Upbraid took home the Student Runner Up Speculative Design Award in the 2020 Core77 Design Awards competition.
If you're a woman in a workplace with a number of men and feel that your voice isn't always heard, there's research to support that hunch. According to a study from George Washington University, research showed that men interrupted 33 percent more often when speaking with women than when they spoke with other men. Behavioral patterns embedded in culture can be tough to change, but is it possible they can be overcome using design?
This was a dilemma designer and School of Visual Arts student Stephanie Gamble wanted to solve. Her speculative solution to the problem is Upbraid, an app that highlights practices of gender-coded, verbal silencing in the workplace. "Upbraid is one project in a larger suite of projects designed as part of a thesis exploration into gender, voice and power," Gamble writes. "The aim with this work was to provoke conversations around the 'mundane' or daily ways that women verbally experience misogyny and sexism."
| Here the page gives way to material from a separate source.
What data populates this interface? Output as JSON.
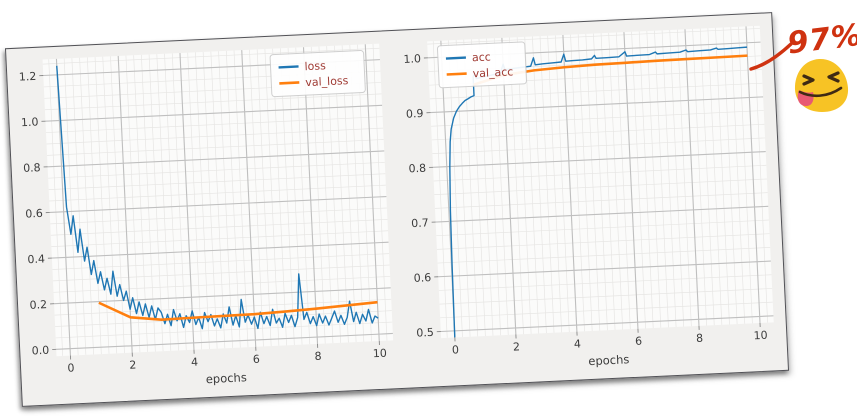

Upbraid is an app that creates space for women's voices in the workplace by adjusting the verbally dominating behavior of male colleagues during meetings. Upbraid is intended as a tool that businesses implement at the corporate level and integrate into employee onboarding processes and performance reviews. Individuals set up a profile with a voice recognition sample and avatar that are linked to their corporate employee ID, email and phone number. Upbraid is used on the employee's smartphone since it is a ubiquitous and easy tool in most corporate workplaces. Once a session is created, each team member in attendance is prompted to "join" the digital meeting space. This step visually places the avatars of each team member into one screen environment.
Using voice recognition, the app tracks the talk time of different employees and visualizes the state of a conversation in real time by scaling up or shrinking the size of the avatars based on their talk time. If a male team member begins to dominate the talk time, his avatar will grow in size and become mean and villainous, visibly squashing the avatars of the others into the corners of the screen. If the behavior persists, Upbraid highlights the offender on the screen in red and sends warning "nudges" via text message reminding him to let others speak.
At the end of each session, Upbraid sends the team and managers a recap including each member's talk time, number of interruptions and decibel level. Upbraid also sends each member a letter grade for their participation in the session; offering critical feedback and suggestions for improvement going forward. If a male team member does not improve over time and chooses to ignore Upbraid's corrective suggestions, the platform adds consequences and begins withdrawing money from his paycheck. The funds are then redistributed to the female teammates he silenced.
Gamble interviewed a variety of subject matter experts during her design research phase to gain insight into the state of gender, voice and power today. During these interviews women often mentioned the workplace as a space where gender power dynamics were most present and fraught in their lives, especially in male dominated fields. Meetings, work sessions and boardrooms continue to be challenging spaces for women to make their voice heard. When women want to be heard in the workplace they are told to "speak up," "be assertive," and "speak louder." These prompts are problematic because they perpetuate the qualities and values of traditionally masculine coded behaviors and characteristics. Rather than exploring how office culture can change to be inclusive of differences in how all genders communicate and participate in the office work space, these prompts problematically ask women to change how they might normally use voice in these spaces, placing the burden on change on them as opposed to the offending group.
The social and cultural barriers women face in being heard are perhaps the most challenging. C-suites and boardrooms are traditionally and historically considered male-coded spaces of dominance. Several women Gamble interviewed called out "male entitlement" as a significant challenge in these spaces. One interviewee stated that she was always "fighting against male entitlement" and that men were accustomed to feeling and acting like they were the smartest ones in the room and disregarding the voices of others.
A number of interviewees mentioned that "male cluelessness" to the challenges women experience was another significant challenge and felt that men simply did not recognize when they were engaging in these silencing practices.
Gamble saw an opportunity to design a service that would make visible the verbal challenges that women in the workplace experience to callout men and demand that they address the ways that they knowingly or unknowingly silence women's voices. The service is designed in a way that is intentionally harsh as a means of provocation.
The use of a financial consequence is employed as a means of adding heat and gravity to the situation. With Upbraid, the responsibility of corrective action and the consequences for failing to change are placed on men; a direct reversal of the current dynamics in office environments where women suffer the consequences of not acting more like their male colleagues. It is aimed to promote discussion about what the consequence should be, if any? What is the motivation for changing existing gender power dynamics? How do we engage men in this conversation in a way that does not try to protect their interests over women's interests? How valuable is a woman's voice?
The importance of a product like Upbraid lies, for one, in the data it provides: unchecked misogynistic behaviors are codified and quantified for both parties to see. The financial aspect is one factor that allows for lasting change. "In this service, I am suggesting a reframing of values where women's voice and contributions would be prioritized and given value over the future earning potential and upward mobility of their male colleagues," Gamble says. "Because the work of being heard shouldn't fall solely on women."